Full disclosure: I love Shutter Island and it’s actually a favourite film of mine. I also like Lehane’s original novel. The fact that both he and Scorsese are involved in this project lends it certain amount of legitimacy. I loved how Scorsese visualized that film so seeing him return to that world is a big deal for me. I’m intrigued by the idea of exploring how mental institutions were run in the early parts of the 20th Century, when mental illness and how to treat it wasn’t completely understood. I think we’re looking at a potentially compelling psychological horror/period piece series.

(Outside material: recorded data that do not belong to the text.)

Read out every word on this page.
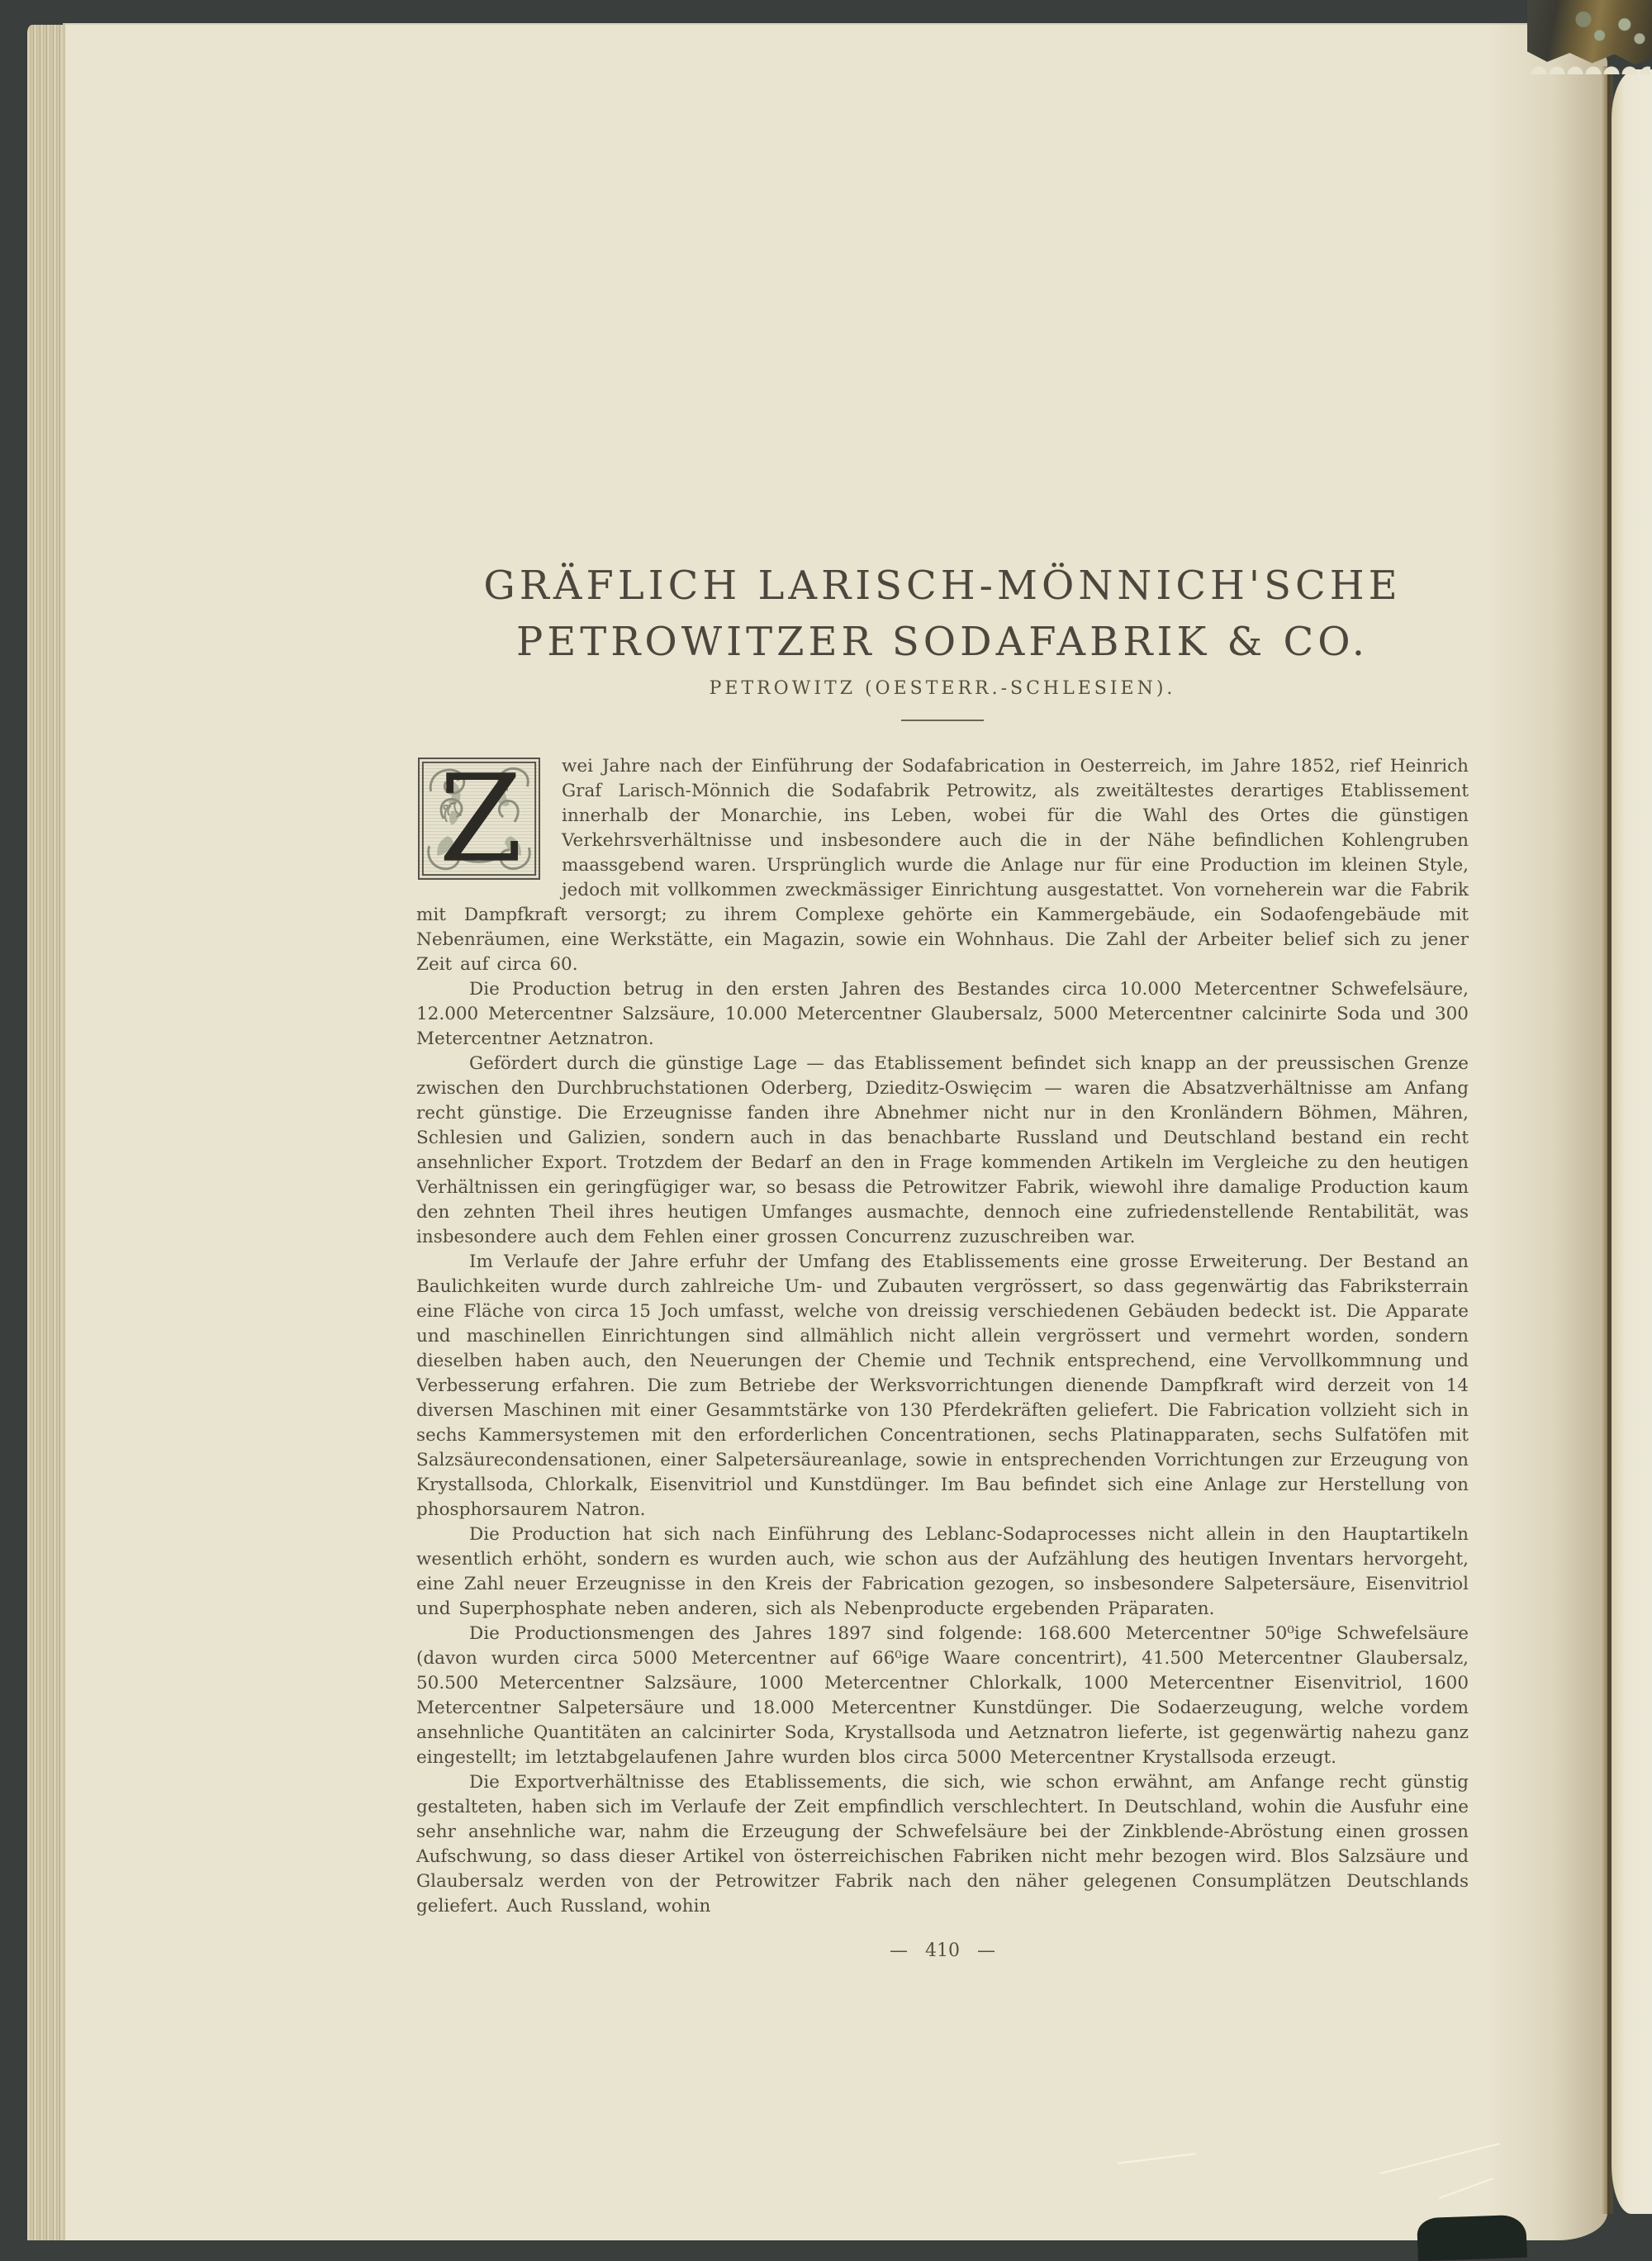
GRÄFLICH LARISCH-MÖNNICH'SCHE
PETROWITZER SODAFABRIK & CO.
PETROWITZ (OESTERR.-SCHLESIEN).

Z wei Jahre nach der Einführung der Sodafabrication in Oesterreich, im Jahre 1852, rief Heinrich Graf Larisch-Mönnich die Sodafabrik Petrowitz, als zweitältestes derartiges Etablissement innerhalb der Monarchie, ins Leben, wobei für die Wahl des Ortes die günstigen Verkehrsverhältnisse und insbesondere auch die in der Nähe befindlichen Kohlengruben maassgebend waren. Ursprünglich wurde die Anlage nur für eine Production im kleinen Style, jedoch mit vollkommen zweckmässiger Einrichtung ausgestattet. Von vorneherein war die Fabrik mit Dampfkraft versorgt; zu ihrem Complexe gehörte ein Kammergebäude, ein Sodaofengebäude mit Nebenräumen, eine Werkstätte, ein Magazin, sowie ein Wohnhaus. Die Zahl der Arbeiter belief sich zu jener Zeit auf circa 60.

Die Production betrug in den ersten Jahren des Bestandes circa 10.000 Metercentner Schwefelsäure, 12.000 Metercentner Salzsäure, 10.000 Metercentner Glaubersalz, 5000 Metercentner calcinirte Soda und 300 Metercentner Aetznatron.

Gefördert durch die günstige Lage — das Etablissement befindet sich knapp an der preussischen Grenze zwischen den Durchbruchstationen Oderberg, Dzieditz-Oswięcim — waren die Absatzverhältnisse am Anfang recht günstige. Die Erzeugnisse fanden ihre Abnehmer nicht nur in den Kronländern Böhmen, Mähren, Schlesien und Galizien, sondern auch in das benachbarte Russland und Deutschland bestand ein recht ansehnlicher Export. Trotzdem der Bedarf an den in Frage kommenden Artikeln im Vergleiche zu den heutigen Verhältnissen ein geringfügiger war, so besass die Petrowitzer Fabrik, wiewohl ihre damalige Production kaum den zehnten Theil ihres heutigen Umfanges ausmachte, dennoch eine zufriedenstellende Rentabilität, was insbesondere auch dem Fehlen einer grossen Concurrenz zuzuschreiben war.

Im Verlaufe der Jahre erfuhr der Umfang des Etablissements eine grosse Erweiterung. Der Bestand an Baulichkeiten wurde durch zahlreiche Um- und Zubauten vergrössert, so dass gegenwärtig das Fabriksterrain eine Fläche von circa 15 Joch umfasst, welche von dreissig verschiedenen Gebäuden bedeckt ist. Die Apparate und maschinellen Einrichtungen sind allmählich nicht allein vergrössert und vermehrt worden, sondern dieselben haben auch, den Neuerungen der Chemie und Technik entsprechend, eine Vervollkommnung und Verbesserung erfahren. Die zum Betriebe der Werksvorrichtungen dienende Dampfkraft wird derzeit von 14 diversen Maschinen mit einer Gesammtstärke von 130 Pferdekräften geliefert. Die Fabrication vollzieht sich in sechs Kammersystemen mit den erforderlichen Concentrationen, sechs Platinapparaten, sechs Sulfatöfen mit Salzsäurecondensationen, einer Salpetersäureanlage, sowie in entsprechenden Vorrichtungen zur Erzeugung von Krystallsoda, Chlorkalk, Eisenvitriol und Kunstdünger. Im Bau befindet sich eine Anlage zur Herstellung von phosphorsaurem Natron.

Die Production hat sich nach Einführung des Leblanc-Sodaprocesses nicht allein in den Hauptartikeln wesentlich erhöht, sondern es wurden auch, wie schon aus der Aufzählung des heutigen Inventars hervorgeht, eine Zahl neuer Erzeugnisse in den Kreis der Fabrication gezogen, so insbesondere Salpetersäure, Eisenvitriol und Superphosphate neben anderen, sich als Nebenproducte ergebenden Präparaten.

Die Productionsmengen des Jahres 1897 sind folgende: 168.600 Metercentner 50⁰ige Schwefelsäure (davon wurden circa 5000 Metercentner auf 66⁰ige Waare concentrirt), 41.500 Metercentner Glaubersalz, 50.500 Metercentner Salzsäure, 1000 Metercentner Chlorkalk, 1000 Metercentner Eisenvitriol, 1600 Metercentner Salpetersäure und 18.000 Metercentner Kunstdünger. Die Sodaerzeugung, welche vordem ansehnliche Quantitäten an calcinirter Soda, Krystallsoda und Aetznatron lieferte, ist gegenwärtig nahezu ganz eingestellt; im letztabgelaufenen Jahre wurden blos circa 5000 Metercentner Krystallsoda erzeugt.

Die Exportverhältnisse des Etablissements, die sich, wie schon erwähnt, am Anfange recht günstig gestalteten, haben sich im Verlaufe der Zeit empfindlich verschlechtert. In Deutschland, wohin die Ausfuhr eine sehr ansehnliche war, nahm die Erzeugung der Schwefelsäure bei der Zinkblende-Abröstung einen grossen Aufschwung, so dass dieser Artikel von österreichischen Fabriken nicht mehr bezogen wird. Blos Salzsäure und Glaubersalz werden von der Petrowitzer Fabrik nach den näher gelegenen Consumplätzen Deutschlands geliefert. Auch Russland, wohin

— 410 —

However, I’m still scratching my head over how they’ll approach making Minority Report in to a series. I don’t think it can be a sequel to the film- since the film ended with the government not using precogs anymore- unless the series wanted to explore how Washington’s police force- the only city where the “Pre-crime Unit” operated- went about adjusting to investigating murders and other crimes without the use of precogs. Maybe it’ll also go the prequel route- maybe they’ll recast the role of Chief John Anderton. They could also go the Prometheus route, with the series taking place in the same universe but telling a different kind of story. Spielberg’s involvement- similar to Scorsese and Lehane’s with Ashecliffe- does lend the project some legitimacy. And ideally, once we learn more details about the show’s premise, it'll make perfect sense how the film’s mythology will work as a TV series.
Both these projects, based on films I admire, are definitely ones which to look forward. The internal mythologies of both Minority Report and Shutter Island provide potential for intriguing science fiction and horror story telling. Count me in for both series.